Potash casualties pile up as price heads below $300
Russia’s OAO Uralkali has blasted the global potash market wide open sending stock prices in the sector off a cliff.
Uralkali is the world’s largest potash producer and on Tuesday announced it’s ending the decades-old distribution arrangement with Belarus, which controls roughly 43% of global exports, to go it alone.
CEO Vladislav Baumgertner sees the price falling below $300 a tonne before the end of the year from a Vancouver FOB price for the soil nutrient of around $400 a tonne at the moment.
A sub $300 a tonne price is a world away from five years ago when rising Chinese and Indian consumption drove the potash price from $100 a tonne in 2004 to almost $900 in the run up to the 2008 recession.
Uralkali, which also announced it’s upping output, was the one producer which could pull this off. Its production cost is a paltry $62 a tonne, compared to at least $100 in North America and $240 in Europe.
Analysts, quoted by FT.com, said Uralkali’s bombshell has turned the potash market upside down:
“This is as if Saudi Arabia left Opec – for the potash sector this is huge,” said Jeremy Redenius, an analyst at Bernstein. Joel Jackson, at BMO Capital Markets in Toronto, said the breakdown of the BPC cartel marked “the end of the potash world as we know it.”

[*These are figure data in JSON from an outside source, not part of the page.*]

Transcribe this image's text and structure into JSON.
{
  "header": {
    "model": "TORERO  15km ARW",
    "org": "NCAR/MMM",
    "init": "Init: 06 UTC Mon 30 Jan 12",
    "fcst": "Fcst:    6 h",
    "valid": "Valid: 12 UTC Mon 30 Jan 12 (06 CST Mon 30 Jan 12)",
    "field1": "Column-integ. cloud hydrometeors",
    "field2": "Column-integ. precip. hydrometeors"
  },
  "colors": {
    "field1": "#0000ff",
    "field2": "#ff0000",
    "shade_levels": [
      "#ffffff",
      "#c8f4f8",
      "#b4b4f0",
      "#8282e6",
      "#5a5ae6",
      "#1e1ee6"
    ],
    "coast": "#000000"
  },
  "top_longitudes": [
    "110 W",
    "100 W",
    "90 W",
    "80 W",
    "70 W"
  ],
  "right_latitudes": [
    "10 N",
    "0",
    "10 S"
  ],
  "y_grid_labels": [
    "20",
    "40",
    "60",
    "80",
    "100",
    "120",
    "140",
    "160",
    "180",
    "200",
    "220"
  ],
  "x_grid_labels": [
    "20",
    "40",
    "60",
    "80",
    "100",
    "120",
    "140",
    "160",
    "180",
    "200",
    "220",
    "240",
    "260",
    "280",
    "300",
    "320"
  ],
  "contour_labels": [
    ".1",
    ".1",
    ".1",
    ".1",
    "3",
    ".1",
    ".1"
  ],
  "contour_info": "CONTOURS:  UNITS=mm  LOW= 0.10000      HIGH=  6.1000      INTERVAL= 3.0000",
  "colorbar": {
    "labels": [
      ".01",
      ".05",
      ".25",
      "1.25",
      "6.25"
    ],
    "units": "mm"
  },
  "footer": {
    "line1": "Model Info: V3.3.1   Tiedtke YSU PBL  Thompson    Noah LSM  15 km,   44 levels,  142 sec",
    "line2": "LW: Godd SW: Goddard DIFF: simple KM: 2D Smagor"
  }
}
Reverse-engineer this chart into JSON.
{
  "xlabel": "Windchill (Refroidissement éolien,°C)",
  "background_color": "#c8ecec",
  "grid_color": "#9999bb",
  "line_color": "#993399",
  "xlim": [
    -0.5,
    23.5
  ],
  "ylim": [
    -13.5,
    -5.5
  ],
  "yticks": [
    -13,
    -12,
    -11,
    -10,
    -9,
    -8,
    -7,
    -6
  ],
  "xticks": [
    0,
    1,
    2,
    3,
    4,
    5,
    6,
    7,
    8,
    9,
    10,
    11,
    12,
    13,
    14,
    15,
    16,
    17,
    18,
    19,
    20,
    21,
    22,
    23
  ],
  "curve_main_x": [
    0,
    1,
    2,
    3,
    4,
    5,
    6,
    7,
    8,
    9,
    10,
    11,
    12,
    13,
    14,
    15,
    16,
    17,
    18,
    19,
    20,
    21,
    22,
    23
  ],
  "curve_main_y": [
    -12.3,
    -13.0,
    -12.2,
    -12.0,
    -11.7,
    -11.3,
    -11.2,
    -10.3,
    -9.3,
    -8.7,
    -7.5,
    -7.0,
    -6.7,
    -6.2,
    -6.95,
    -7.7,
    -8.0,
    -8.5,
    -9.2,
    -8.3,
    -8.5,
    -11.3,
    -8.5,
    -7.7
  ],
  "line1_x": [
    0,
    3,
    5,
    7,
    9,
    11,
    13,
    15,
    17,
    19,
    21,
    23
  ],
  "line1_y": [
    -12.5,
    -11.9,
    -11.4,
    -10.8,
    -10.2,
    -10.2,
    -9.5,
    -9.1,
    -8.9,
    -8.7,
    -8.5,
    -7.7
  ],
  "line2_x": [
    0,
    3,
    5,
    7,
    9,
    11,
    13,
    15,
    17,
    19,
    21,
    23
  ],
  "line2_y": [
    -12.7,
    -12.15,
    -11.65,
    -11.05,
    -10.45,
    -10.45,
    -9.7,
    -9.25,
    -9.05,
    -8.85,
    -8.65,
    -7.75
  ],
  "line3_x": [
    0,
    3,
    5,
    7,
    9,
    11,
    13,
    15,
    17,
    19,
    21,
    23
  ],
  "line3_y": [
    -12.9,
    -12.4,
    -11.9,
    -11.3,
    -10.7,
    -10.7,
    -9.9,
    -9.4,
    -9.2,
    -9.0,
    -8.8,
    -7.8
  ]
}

The reaction on markets were swift and brutal.
Uralkali (MCX:URKA) fell as much as 25%, Potash Corp. of Saskatchewan (TSE:POT) gave up more than 20%, while the Canadian company’s North American partners Agrium (TSE:AGU) and Mosaic (NYSE:MOS) dropped 4.5% and 19% respectively.
Germany’s K+S (OTCMKTS:KPLUY) was trading down 23%, Israel Chemicals (TLV:ICL) declined 18%, Sirius Minerals (LON:SXX) hoping to build a potash mine in Yorkshire gave up 15%, while Intrepid Potash (NYSE:IPI) in the US was one of the biggest losers, plummeting 29%.
Saskatchewan’s junior players hoping to build mines in the Canadian province including Karnalyte Resources (TSE:KRN), down 46% and Vancouver’s Encanto Potash (TSE:EPO), losing 44% were some of the hardest hit. Western Potash (TSE:WPX) came off relatively lightly with a 9.5% slide.
Allana Potash (TSE:AAA) which is advancing a project in Ethiopia and Verde Potash (TSE:NPK) active in Brazil, also lost more than a fifth in value.
Brazilian giant Vale’s (NYSE:VALE) recent decision to walk away from an expensive potash project in Argentina is looking prescient while world number one miner BHP BIlliton’s (LON:BHP) Jansen project in Saskatchewan now looks unlikely to get the go-ahead.